Der Ausbau der Windkraft schreitet bundesweit voran. Niedersachsen liegt dabei weit vorn.
In Niedersachsen sind im ersten Halbjahr fast 70 Prozent mehr Windräder neu in Betrieb gegangen als im Vorjahreszeitraum. Insgesamt 91 neue Anlagen gingen an Land ans Netz, wie aus einer Auswertung der Fachagentur Wind und Solar hervorgeht. Damit belegt Niedersachsen bundesweit Platz 2 hinter Nordrhein-Westfalen, wo 117 neue Anlagen gezählt wurden. Bundesweit waren es gut 400, von denen fast ein Viertel allein auf Niedersachsen entfiel.
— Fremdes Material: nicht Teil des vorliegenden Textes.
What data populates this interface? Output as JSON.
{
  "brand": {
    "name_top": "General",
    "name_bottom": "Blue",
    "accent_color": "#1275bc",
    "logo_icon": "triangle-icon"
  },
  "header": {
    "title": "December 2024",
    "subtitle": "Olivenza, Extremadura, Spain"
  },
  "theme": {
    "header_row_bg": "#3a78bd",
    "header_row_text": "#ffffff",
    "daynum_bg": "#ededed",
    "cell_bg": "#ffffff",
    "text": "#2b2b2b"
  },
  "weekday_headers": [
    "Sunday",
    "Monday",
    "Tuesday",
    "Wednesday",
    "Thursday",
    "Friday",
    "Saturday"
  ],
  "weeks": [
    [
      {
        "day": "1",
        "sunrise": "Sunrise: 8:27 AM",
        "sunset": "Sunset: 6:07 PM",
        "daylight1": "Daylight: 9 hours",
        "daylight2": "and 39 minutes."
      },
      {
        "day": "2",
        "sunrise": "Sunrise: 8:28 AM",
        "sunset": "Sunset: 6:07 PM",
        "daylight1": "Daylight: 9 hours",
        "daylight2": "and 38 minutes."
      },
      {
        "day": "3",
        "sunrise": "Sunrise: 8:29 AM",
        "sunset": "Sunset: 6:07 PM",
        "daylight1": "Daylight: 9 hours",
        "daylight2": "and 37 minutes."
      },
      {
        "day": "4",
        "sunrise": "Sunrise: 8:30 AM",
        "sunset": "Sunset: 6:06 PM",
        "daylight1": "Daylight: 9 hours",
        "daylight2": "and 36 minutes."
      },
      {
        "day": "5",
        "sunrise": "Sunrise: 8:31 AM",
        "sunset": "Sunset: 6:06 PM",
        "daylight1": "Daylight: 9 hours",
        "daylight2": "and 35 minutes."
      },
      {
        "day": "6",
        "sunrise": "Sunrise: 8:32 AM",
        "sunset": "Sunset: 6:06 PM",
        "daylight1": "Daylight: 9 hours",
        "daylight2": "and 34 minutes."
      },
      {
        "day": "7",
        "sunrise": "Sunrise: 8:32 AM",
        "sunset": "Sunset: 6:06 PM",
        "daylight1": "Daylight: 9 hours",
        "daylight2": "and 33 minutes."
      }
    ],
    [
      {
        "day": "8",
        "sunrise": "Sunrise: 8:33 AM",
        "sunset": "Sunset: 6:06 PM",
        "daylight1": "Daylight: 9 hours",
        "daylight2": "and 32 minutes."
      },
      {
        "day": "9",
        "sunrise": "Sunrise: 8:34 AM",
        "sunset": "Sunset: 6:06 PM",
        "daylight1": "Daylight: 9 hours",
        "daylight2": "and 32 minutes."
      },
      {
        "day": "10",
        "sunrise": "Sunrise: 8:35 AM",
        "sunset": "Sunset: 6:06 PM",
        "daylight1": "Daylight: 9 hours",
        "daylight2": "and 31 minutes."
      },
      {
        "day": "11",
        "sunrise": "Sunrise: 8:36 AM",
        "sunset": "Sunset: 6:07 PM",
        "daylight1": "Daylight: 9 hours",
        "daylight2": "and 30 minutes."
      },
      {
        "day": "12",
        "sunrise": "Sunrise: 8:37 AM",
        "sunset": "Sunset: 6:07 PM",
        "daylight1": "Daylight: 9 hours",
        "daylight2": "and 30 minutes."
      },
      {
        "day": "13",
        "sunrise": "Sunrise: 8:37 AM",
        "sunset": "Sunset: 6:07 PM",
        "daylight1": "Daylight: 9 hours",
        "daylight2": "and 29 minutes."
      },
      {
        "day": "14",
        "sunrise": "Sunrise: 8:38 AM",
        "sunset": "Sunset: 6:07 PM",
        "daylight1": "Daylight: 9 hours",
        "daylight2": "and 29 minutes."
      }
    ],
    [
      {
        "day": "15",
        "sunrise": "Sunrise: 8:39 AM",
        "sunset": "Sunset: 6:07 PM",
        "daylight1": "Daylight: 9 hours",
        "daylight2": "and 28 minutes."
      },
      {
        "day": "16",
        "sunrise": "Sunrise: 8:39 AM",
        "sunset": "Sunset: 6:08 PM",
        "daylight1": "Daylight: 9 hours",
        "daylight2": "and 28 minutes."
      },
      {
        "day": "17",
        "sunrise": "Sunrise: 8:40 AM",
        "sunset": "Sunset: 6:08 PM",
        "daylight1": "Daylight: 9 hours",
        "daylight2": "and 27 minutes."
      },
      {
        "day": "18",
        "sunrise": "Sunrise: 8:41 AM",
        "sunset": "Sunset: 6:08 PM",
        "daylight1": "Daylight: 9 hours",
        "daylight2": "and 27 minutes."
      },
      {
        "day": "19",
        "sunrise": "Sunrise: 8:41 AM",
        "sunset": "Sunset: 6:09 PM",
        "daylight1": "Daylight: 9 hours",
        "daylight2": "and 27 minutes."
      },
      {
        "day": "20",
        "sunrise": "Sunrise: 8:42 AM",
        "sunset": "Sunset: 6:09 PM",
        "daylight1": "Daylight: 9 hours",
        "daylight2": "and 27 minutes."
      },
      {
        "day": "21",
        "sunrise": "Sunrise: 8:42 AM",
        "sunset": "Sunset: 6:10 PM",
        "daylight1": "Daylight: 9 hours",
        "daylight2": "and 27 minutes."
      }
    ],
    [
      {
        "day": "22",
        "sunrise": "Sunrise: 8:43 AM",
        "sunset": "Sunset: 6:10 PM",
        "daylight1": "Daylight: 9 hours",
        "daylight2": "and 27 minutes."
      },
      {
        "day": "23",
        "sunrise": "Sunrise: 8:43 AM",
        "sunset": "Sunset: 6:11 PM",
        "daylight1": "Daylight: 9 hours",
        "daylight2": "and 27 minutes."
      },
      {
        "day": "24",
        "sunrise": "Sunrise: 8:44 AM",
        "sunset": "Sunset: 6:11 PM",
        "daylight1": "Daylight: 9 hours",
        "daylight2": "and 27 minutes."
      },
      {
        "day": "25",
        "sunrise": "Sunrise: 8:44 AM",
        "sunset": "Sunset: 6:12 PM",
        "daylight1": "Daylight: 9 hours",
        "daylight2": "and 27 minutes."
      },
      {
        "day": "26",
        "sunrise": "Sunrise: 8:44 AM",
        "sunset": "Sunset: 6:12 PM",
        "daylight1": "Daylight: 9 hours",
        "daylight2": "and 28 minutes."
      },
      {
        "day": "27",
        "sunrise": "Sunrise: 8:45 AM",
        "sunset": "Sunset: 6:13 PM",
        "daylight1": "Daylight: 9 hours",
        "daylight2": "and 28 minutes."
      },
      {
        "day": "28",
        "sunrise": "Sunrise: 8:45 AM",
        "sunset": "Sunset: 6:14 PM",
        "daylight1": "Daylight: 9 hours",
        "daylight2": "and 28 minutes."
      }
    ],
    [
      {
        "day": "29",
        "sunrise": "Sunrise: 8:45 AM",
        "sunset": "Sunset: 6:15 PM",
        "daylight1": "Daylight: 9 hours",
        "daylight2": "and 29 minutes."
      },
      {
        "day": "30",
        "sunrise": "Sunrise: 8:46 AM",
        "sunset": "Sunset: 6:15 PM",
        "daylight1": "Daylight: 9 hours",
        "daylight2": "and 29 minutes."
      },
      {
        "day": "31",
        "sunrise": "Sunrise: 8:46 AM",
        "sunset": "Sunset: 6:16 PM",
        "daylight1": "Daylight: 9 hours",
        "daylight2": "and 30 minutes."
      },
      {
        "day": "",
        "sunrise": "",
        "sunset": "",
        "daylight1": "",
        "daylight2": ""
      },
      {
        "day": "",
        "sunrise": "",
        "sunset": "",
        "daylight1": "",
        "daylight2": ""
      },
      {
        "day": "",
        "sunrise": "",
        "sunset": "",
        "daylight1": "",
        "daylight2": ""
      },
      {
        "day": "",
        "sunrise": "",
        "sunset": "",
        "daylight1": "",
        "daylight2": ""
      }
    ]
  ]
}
Windräder vor der Küste wurden dabei nicht mitgezählt.
Die vom Bundesverband Windenergie und VDMA Power Systems – einem Fachverband für Energieanlagenbau – in Auftrag gegebene Auswertung zeigt insgesamt ein deutliches Nord-Süd-Gefälle: Auf Platz 3 hinter Niedersachsen folgt mit 61 neuen Anlagen Schleswig-Holstein. Den geringsten Zubau gab es in Sachsen, Thüringen, Hessen und Bayern mit jeweils nur sechs bis acht neuen Anlagen. In Hamburg, Bremen, Berlin und dem Saarland gab es den Angaben zufolge gar keinen Zubau im ersten Halbjahr.
Niedersachsen hat die meisten Windräder
Insgesamt bringen die 91 neuen Anlagen in Niedersachsen 502 Megawatt Leistung. Das sind 22,8 Prozent der bundesweit neu hinzugekommenen Kapazität. Gleichzeitig wurden in Niedersachsen 48 alte Anlagen zurückgebaut, wie der Landesverband Erneuerbare Energien mitteilte. Sie waren aber deutlich kleiner und kamen zusammen nur auf 71 Megawatt. Unterm Strich wuchs die Leistung damit deutlich schneller als die Zahl der Anlagen.
Alles zusammengenommen kommt Niedersachsen damit aktuell auf 6.202 Windenergieanlagen mit einer Leistung von 13,4 Gigawatt. Beim Gesamtbestand liegt das Land damit bundesweit auf Platz 1. Gut ein Fünftel (20,5 Prozent) der bundesweiten Gesamtleistung entfällt auf Niedersachsen. Niedersachsen hat 2024 zum zweiten Mal in Folge mehr Strom aus Wind, Sonne, Biomasse und Wasserkraft erzeugt, als im Land verbraucht wurde.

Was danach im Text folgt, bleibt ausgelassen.